Photo by Sgt. Anthony Guas

Marine’s attention to detail saves aircraft, lives

10 Dec 2007 | Sgt. Anthony Guas

An accountant notices that a decimal is out of place and saves someone thousands of dollars.

 A service member on a convoy notices that sand in an area looks fresh, later determined to be an IED. A Marine notices a piece of metal on the flightline that turns out to be brake pieces from a Harrier. What do these have in common? Attention to detail.

 The latter of the three was Pfc. Ryan D. Curlee, an aviation ordnance technician with Marine Fighter Squadron 542, whose attention to detail potentially saved a multi-million dollar aircraft and the lives of his fellow Marines.

 “Pfc. Curlee did a great job,” said Capt. Nathaniel B. Stusse, the pilot of the aircraft with VMA-542. “He was observant and had good situational awareness. He was professional and followed through on his observation.”

 The Simpson County, Miss., native, who joined the Corps’ ranks June 6, 2006, has been with the squadron since March 8. On what seemed like a normal day for the ordnance Marines, Curlee’s keen eye spotted something out of place.

 “We were out at the arm/de-arm area and we were de-arming a jet to go back to the line and when the second jet took off I looked around and right behind the main there was a chunk of metal,” explained Curlee. “I gave it to Sgt. Ellis and he gave it to (Quality Assurance).”

 After Curlee’s initial discovery, Sgt. Joel C. Ellis, the ordnance line chief for VMA-542, made sure that he and his Marines thoroughly searched the area.

 “He noticed that there was a piece of metal out there, so he brought it to my attention and he told me it was kind of warm and that maybe it came from that jet,” explained the Mesa, Ariz. Native. “But we weren’t sure, so we did a FOD walk, and sure enough we found another piece.”

 After reporting the metal to quality assurance, airframes looked at it and decided it was a piece of the brake and then they went to both jets and figured out it which one it belonged to.

 “Even though we don’t work on the airframe and stuff like that it looked familiar,” said Ellis. “I didn’t know what it was, but I knew who to talk to about it. Anytime we find something like that we notify quality assurance and then they can notify the proper shops and take the appropriate action.”

 Although it did not seem like a big deal at the time for Curlee, following proper procedure proved to be life-saving.

 “At first I didn’t think it was that big of a deal and then I realized that the brakes could have gone out on the pilot and it would have been game over,” said Curlee. “It feels pretty good.”

 Curlee’s attention to detail is something that he learned in basic training just like every other Marine, but he attributes his noncommissioned officer for the added dedication.

 “Sgt.
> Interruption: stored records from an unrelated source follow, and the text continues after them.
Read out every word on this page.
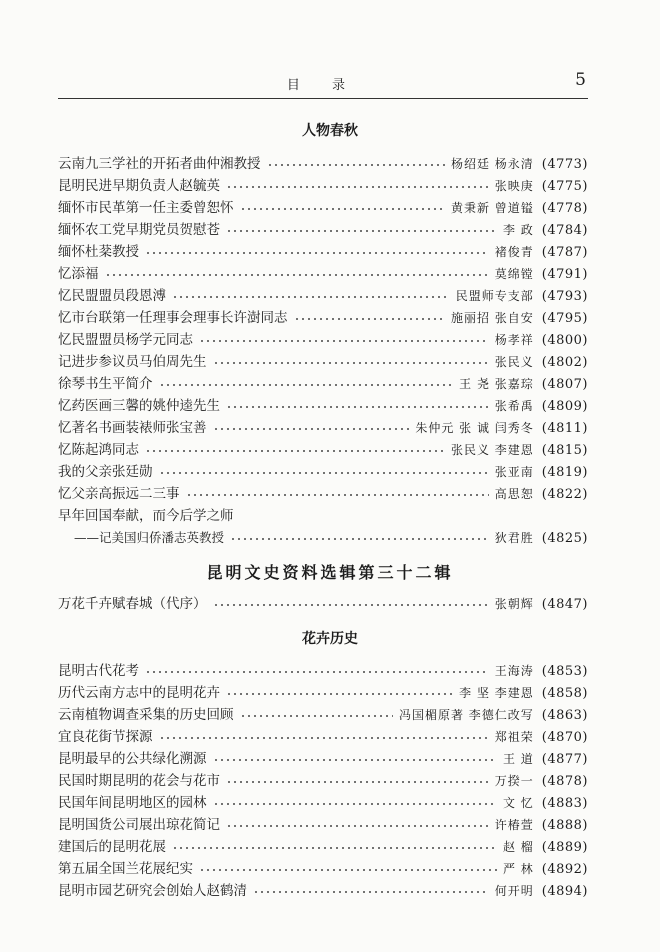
目 录	5
人物春秋
云南九三学社的开拓者曲仲湘教授	杨绍廷 杨永清 (4773)
昆明民进早期负责人赵毓英	张映庚 (4775)
缅怀市民革第一任主委曾恕怀	黄秉新 曾道镒 (4778)
缅怀农工党早期党员贺慰苍	李 政 (4784)
缅怀杜棻教授	褚俊青 (4787)
忆添福	莫绵镗 (4791)
忆民盟盟员段恩溥	民盟师专支部 (4793)
忆市台联第一任理事会理事长许澍同志	施丽招 张自安 (4795)
忆民盟盟员杨学元同志	杨孝祥 (4800)
记进步参议员马伯周先生	张民义 (4802)
徐琴书生平简介	王 尧 张嘉琮 (4807)
忆药医画三馨的姚仲逵先生	张希禹 (4809)
忆著名书画装裱师张宝善	朱仲元 张 诚 闫秀冬 (4811)
忆陈起鸿同志	张民义 李建恩 (4815)
我的父亲张廷勋	张亚南 (4819)
忆父亲高振远二三事	高思恕 (4822)
早年回国奉献，而今后学之师
——记美国归侨潘志英教授	狄君胜 (4825)
昆明文史资料选辑第三十二辑
万花千卉赋春城（代序）	张朝辉 (4847)
花卉历史
昆明古代花考	王海涛 (4853)
历代云南方志中的昆明花卉	李 坚 李建恩 (4858)
云南植物调查采集的历史回顾	冯国楣原著 李德仁改写 (4863)
宜良花街节探源	郑祖荣 (4870)
昆明最早的公共绿化溯源	王 道 (4877)
民国时期昆明的花会与花市	万揆一 (4878)
民国年间昆明地区的园林	文 忆 (4883)
昆明国货公司展出琼花简记	许椿萱 (4888)
建国后的昆明花展	赵 榴 (4889)
第五届全国兰花展纪实	严 林 (4892)
昆明市园艺研究会创始人赵鹤清	何开明 (4894)
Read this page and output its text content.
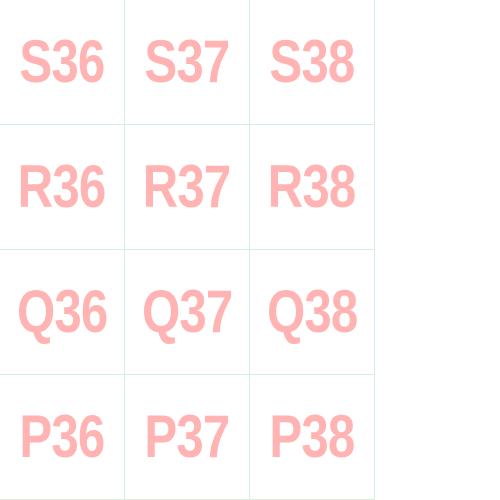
S36 S37 S38
R36 R37 R38
Q36 Q37 Q38
P36 P37 P38
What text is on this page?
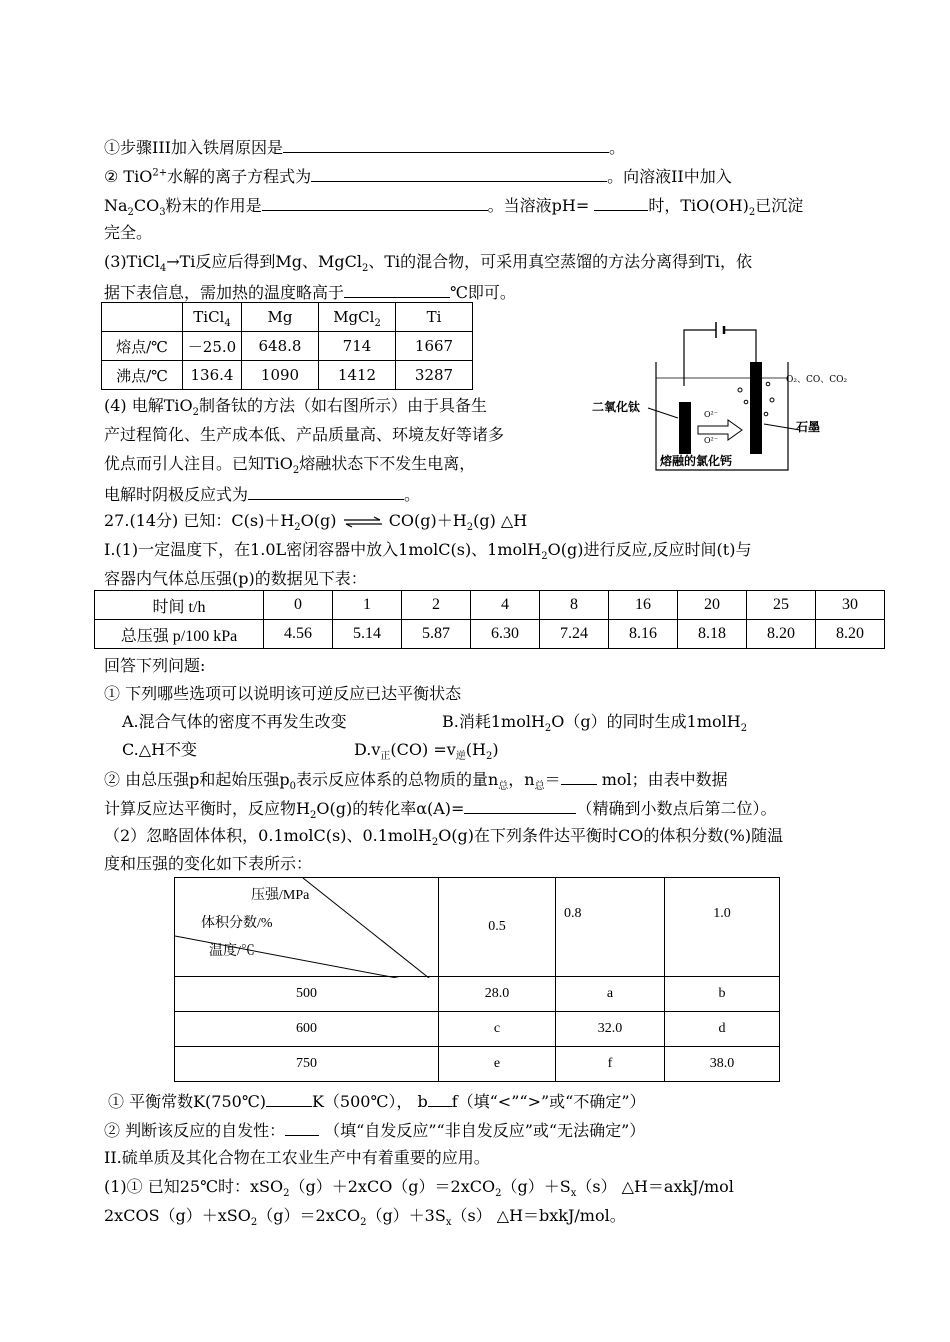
①步骤III加入铁屑原因是	。
② TiO$^{2+}$水解的离子方程式为	。向溶液II中加入
$Na_2CO_3$粉末的作用是	。当溶液pH=	时，$TiO(OH)_2$已沉淀
完全。
(3)TiCl$_4$→Ti反应后得到Mg、MgCl$_2$、Ti的混合物，可采用真空蒸馏的方法分离得到Ti，依
据下表信息，需加热的温度略高于	℃即可。
	TiCl$_4$	Mg	MgCl$_2$	Ti
熔点/℃	－25.0	648.8	714	1667
沸点/℃	136.4	1090	1412	3287	O₂、CO、CO₂
二氧化钛
石墨
O²⁻
O²⁻
熔融的氯化钙
(4) 电解TiO$_2$制备钛的方法（如右图所示）由于具备生
产过程简化、生产成本低、产品质量高、环境友好等诸多
优点而引人注目。已知TiO$_2$熔融状态下不发生电离，
电解时阴极反应式为	。
27.(14分) 已知：$C(s)+H_2O(g)$ ⇌ $CO(g)+H_2(g)$ △H
I.(1)一定温度下，在1.0L密闭容器中放入1molC(s)、1molH$_2$O(g)进行反应,反应时间(t)与
容器内气体总压强(p)的数据见下表：
时间 t/h	0	1	2	4	8	16	20	25	30
总压强 p/100 kPa	4.56	5.14	5.87	6.30	7.24	8.16	8.18	8.20	8.20
回答下列问题:
① 下列哪些选项可以说明该可逆反应已达平衡状态
A.混合气体的密度不再发生改变	B.消耗1molH$_2$O（g）的同时生成1molH$_2$
C.△H不变	$D.v_正(CO) =v_逆(H_2)$
② 由总压强p和起始压强$p_0$表示反应体系的总物质的量$n_总$，$n_总=$	mol；由表中数据
计算反应达平衡时，反应物$H_2O(g)$的转化率α(A)=	（精确到小数点后第二位）。
（2）忽略固体体积，0.1molC(s)、0.1molH$_2$O(g)在下列条件达平衡时CO的体积分数(%)随温
度和压强的变化如下表所示：
压强/MPa
体积分数/%
温度/℃	0.5	0.8	1.0
500	28.0	a	b
600	c	32.0	d
750	e	f	38.0
① 平衡常数K(750℃)	K（500℃）， b f（填“<”“>”或“不确定”）
② 判断该反应的自发性： （填“自发反应”“非自发反应”或“无法确定”）
II.硫单质及其化合物在工农业生产中有着重要的应用。
(1)① 已知25℃时：$xSO_2(g)+2xCO(g)=2xCO_2(g)+S_x(s)$ △H＝axkJ/mol
$2xCOS(g)+xSO_2(g)=2xCO_2(g)+3S_x(s)$ △H＝bxkJ/mol。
Ellis always makes me pay attention to detail, like whenever he goes over to look at the jets he makes me go with him,” explained Curlee. “When we go out there I always look around for rocks and stuff like that.”

 Ellis understands the importance of looking for FOD and makes sure that all his Marines adopt the same mentality.

 “It is very critical for us to look for FOD,” explained Ellis. “It could have been anyone of the Marines here; they all pay special attention to detail. They know the importance of (FOD-walking). We don’t deal much with engine pulls, but when the engine gets FODed out, it means countless man hours for something that could have been prevented. We know how important it is because if a jet goes down then we might not be able to make the flight schedule.”

 Despite encouraging all his Marines to be constantly looking for FOD, he can always count on Curlee to ensure that the flightline is as FOD-free as possible.

 “Curlee is always finding stuff out there,” explained Ellis. “Just the other night we were driving and he spotted something and it turned out to be a frog.”

 Curlee was recognized by his squadron and was awarded the Navy and Marine Corps Achievement Medal, but one Marine was much more grateful.

 “I am appreciative of Pfc. Curlee and all the Marines that make these planes fly,” said Stusse. “I may fly the jet, but the real thing that makes it fly is the hundred Marines like Curlee who work day and night. The quality and dedication of the Marines who work on the aircraft gives me great confidence.”